Collaboration Data Clean Rooms schema reference¶

This topic describes the specification schemata for all collaboration resources. Specifications are shown in YAML format.

Specifications have a schema version field api_version. Use the API version number shown here; support for earlier schema versions isn’t guaranteed.

Current DCR Collaboration API version: 2.0.0

Collaboration specification¶

Defines the high-level collaboration. The specification defines which analysis runners are invited, and for each analysis runner, which data and templates they can access and run. Any templates or data offerings that are listed here must be registered before they are included in the collaboration specification.

The owner submits this definition by calling COLLABORATION.INITIALIZE.

Schema:

api_version: 2.0.0              # Required: Must be "2.0.0"
spec_type: collaboration        # Required: Must be "collaboration"
name: <collaboration_name>      # Required: Unique name (max 75 chars)
description: <collaboration_description>  # Optional: Description (max 1,000 chars)
owner: <owner_alias>            # Optional: Alias of owner

collaborator_identifier_aliases:  # Required: Map aliases to account identifiers
  <alias_1>: <account_identifier_1>  # One or more alias mappings...

analysis_runners:               # Required: Who can run analyses
  <analysis_runner_alias>:      # One or more analysis runner definitions...
    data_providers:             # Required: Data providers for this runner
      <provider_alias>:         # One or more provider definitions...
        data_offerings:         # Required: List of offerings (can be empty [])
          - id: <data_offering_id>  # Zero or more data offering IDs...
    templates:                  # Optional: Templates this runner can use
      - id: <template_id>       # One or more template IDs...
    activation_destinations:    # Optional: Where results can be sent
      snowflake_collaborators:  # Optional: Collaborators who can receive results
        - <collaborator_alias>  # One or more collaborator aliases...
Copy
api_version

The version of the Collaboration API used. Must be 2.0.0.

spec_type

Specification type identifier. Must be collaboration.

name: collaboration_name

User-friendly name for this collaboration. Must be unique in the creator’s account and follow Snowflake identifier rules (maximum 75 characters).
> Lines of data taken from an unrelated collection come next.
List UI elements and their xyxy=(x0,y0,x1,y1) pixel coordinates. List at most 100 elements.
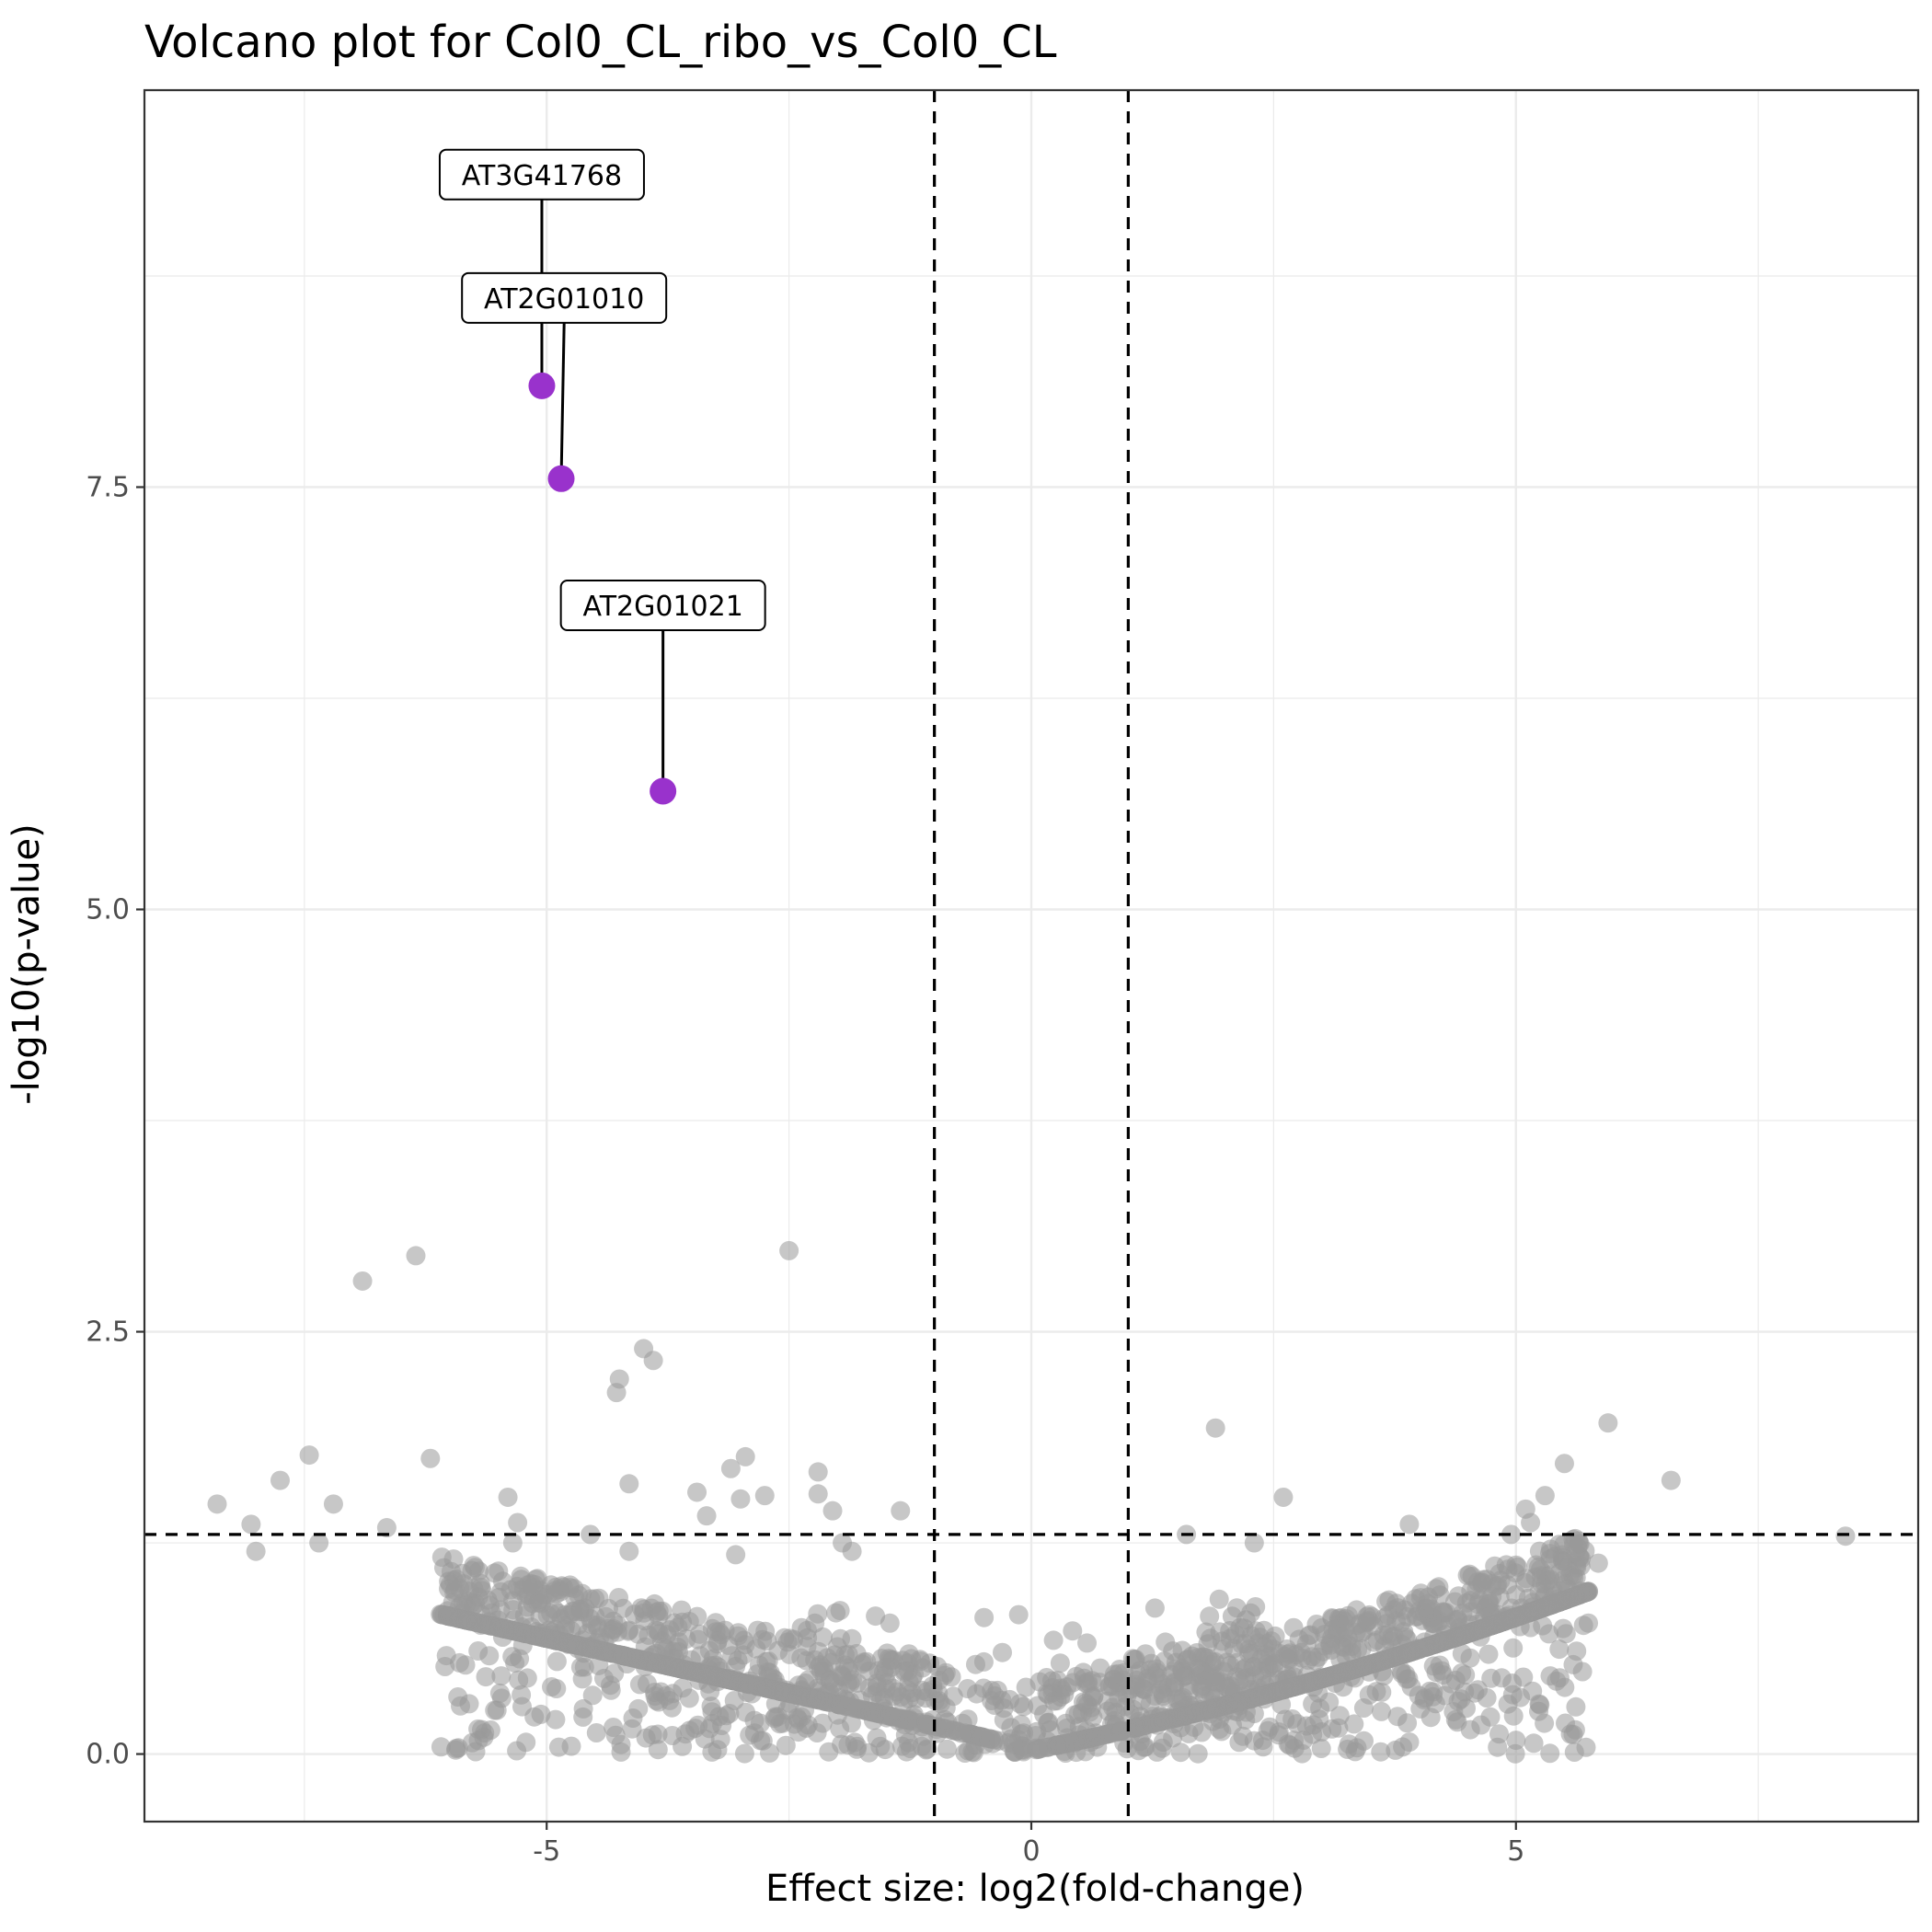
data-point xyxy=(1233,1726,1253,1746)
data-point xyxy=(726,1656,746,1676)
data-point xyxy=(512,1696,532,1717)
data-point xyxy=(702,1742,722,1762)
data-point xyxy=(683,1662,703,1682)
data-point xyxy=(1077,1633,1097,1653)
data-point xyxy=(632,1650,652,1670)
data-point xyxy=(582,1685,603,1706)
data-point xyxy=(1565,1719,1585,1740)
data-point xyxy=(845,1732,865,1753)
highlighted-point xyxy=(528,372,556,399)
data-point xyxy=(1014,1723,1034,1743)
data-point xyxy=(776,1735,796,1755)
data-point xyxy=(753,1629,773,1650)
data-point xyxy=(1028,1696,1048,1716)
data-point xyxy=(843,1697,863,1718)
data-point xyxy=(1155,1687,1175,1708)
data-point xyxy=(451,1609,471,1629)
data-point xyxy=(726,1545,746,1565)
data-point xyxy=(546,1679,567,1698)
data-point xyxy=(573,1707,593,1727)
data-point xyxy=(485,1700,505,1720)
data-point xyxy=(1209,1589,1229,1609)
data-point xyxy=(1273,1487,1294,1507)
data-point xyxy=(808,1462,828,1482)
data-point xyxy=(494,1618,514,1639)
data-point xyxy=(751,1731,771,1751)
data-point xyxy=(880,1613,900,1633)
data-point xyxy=(1049,1735,1069,1755)
data-point xyxy=(1448,1586,1468,1606)
data-point xyxy=(687,1482,707,1502)
data-point xyxy=(537,1605,558,1625)
data-point xyxy=(882,1650,902,1671)
data-point xyxy=(719,1704,740,1723)
data-point xyxy=(1572,1662,1593,1682)
data-point xyxy=(1308,1647,1328,1667)
x-tick-label: 5 xyxy=(1507,1835,1524,1868)
point-cloud xyxy=(431,1528,1599,1764)
y-tick-label: 7.5 xyxy=(86,471,130,503)
data-point xyxy=(581,1589,601,1609)
data-point xyxy=(634,1603,654,1623)
data-point xyxy=(489,1561,509,1581)
data-point xyxy=(453,1563,472,1583)
y-tick-label: 5.0 xyxy=(86,894,130,926)
data-point xyxy=(701,1696,721,1717)
y-tick-label: 2.5 xyxy=(86,1317,130,1349)
data-point xyxy=(754,1486,775,1506)
data-point xyxy=(455,1655,476,1675)
data-point xyxy=(652,1654,673,1674)
data-point xyxy=(984,1685,1005,1706)
data-point xyxy=(1010,1694,1029,1714)
data-point xyxy=(993,1642,1012,1662)
data-point xyxy=(1481,1668,1501,1688)
data-point xyxy=(770,1714,789,1734)
data-point xyxy=(1311,1739,1331,1758)
data-point xyxy=(1425,1694,1445,1714)
threshold-lines xyxy=(144,90,1918,1822)
highlighted-point xyxy=(650,777,677,805)
data-point xyxy=(1163,1708,1183,1729)
data-point xyxy=(826,1603,846,1623)
data-point xyxy=(891,1501,911,1521)
data-point xyxy=(1598,1413,1618,1433)
data-point xyxy=(1244,1533,1264,1553)
data-point xyxy=(1478,1644,1499,1664)
data-point xyxy=(1452,1663,1472,1683)
data-point xyxy=(471,1577,491,1597)
label-connector-line xyxy=(559,322,566,479)
data-point xyxy=(1467,1572,1488,1593)
x-axis: -5 0 5 xyxy=(533,1822,1524,1868)
data-point xyxy=(445,1581,466,1601)
data-point xyxy=(1283,1617,1304,1638)
data-point xyxy=(842,1670,862,1690)
data-point xyxy=(491,1666,512,1686)
data-point xyxy=(1148,1669,1168,1689)
data-point xyxy=(323,1494,343,1514)
data-point xyxy=(1249,1686,1270,1707)
data-point xyxy=(1211,1672,1230,1692)
data-point xyxy=(1098,1701,1118,1721)
data-point xyxy=(1205,1418,1225,1438)
data-point xyxy=(1426,1579,1446,1599)
data-point xyxy=(699,1640,719,1661)
data-point xyxy=(1039,1712,1059,1732)
data-point xyxy=(1549,1639,1570,1660)
data-point xyxy=(1470,1619,1490,1639)
data-point xyxy=(1234,1618,1254,1639)
data-point xyxy=(1372,1701,1391,1721)
data-point xyxy=(1511,1687,1531,1708)
data-point xyxy=(1371,1742,1391,1762)
data-point xyxy=(1375,1650,1396,1670)
data-point xyxy=(1170,1742,1190,1763)
data-point xyxy=(1246,1597,1266,1616)
data-point xyxy=(1184,1703,1204,1723)
gene-label: AT2G01021 xyxy=(583,591,743,623)
data-point xyxy=(1329,1706,1350,1726)
data-point xyxy=(1469,1590,1489,1610)
data-point xyxy=(1043,1630,1064,1650)
data-point xyxy=(891,1736,912,1756)
data-point xyxy=(1588,1553,1608,1573)
data-point xyxy=(902,1649,922,1669)
data-point xyxy=(476,1667,496,1687)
description: collaboration_description (Optional)

A human-readable description of the collaboration (maximum 1,000 characters), for collaborators to read.

owner: owner_alias (Optional)

Alias or Data Sharing Account Identifier of the collaboration owner. If not specified, the account that registers this spec will be assigned as the owner.

collaborator_identifier_aliases

A mapping of collaborator aliases to their Data Sharing Account Identifiers. Only users listed here can participate in the collaboration. Use the aliases defined here to refer to all collaborators, rather than using their data sharing account identifier directly.

analysis_runners

Describes who can run an analysis in this collaboration. Each analysis runner is keyed by a unique alias. You must allow at least one account to run an analysis in this collaboration.

<analysis_runner_alias>

Alias of account that can run an analysis in this collaboration. Alias is defined in the collaborator_identifier_aliases list.

data_providers

Data providers whose data this analysis runner can access. Each provider is keyed by the alias that is defined in collaborator_identifier_aliases.

data_offerings

A list of data offerings from this data provider that the analysis runner can access, or an empty array []. If items are present, each item has the following properties:

  • data_offering_id: The reference ID for this data offering, generated when the data provider calls REGISTRY.REGISTER_DATA_OFFERING.

templates (Optional)

The templates that can be used by this analysis runner. Each template is referenced by its ID.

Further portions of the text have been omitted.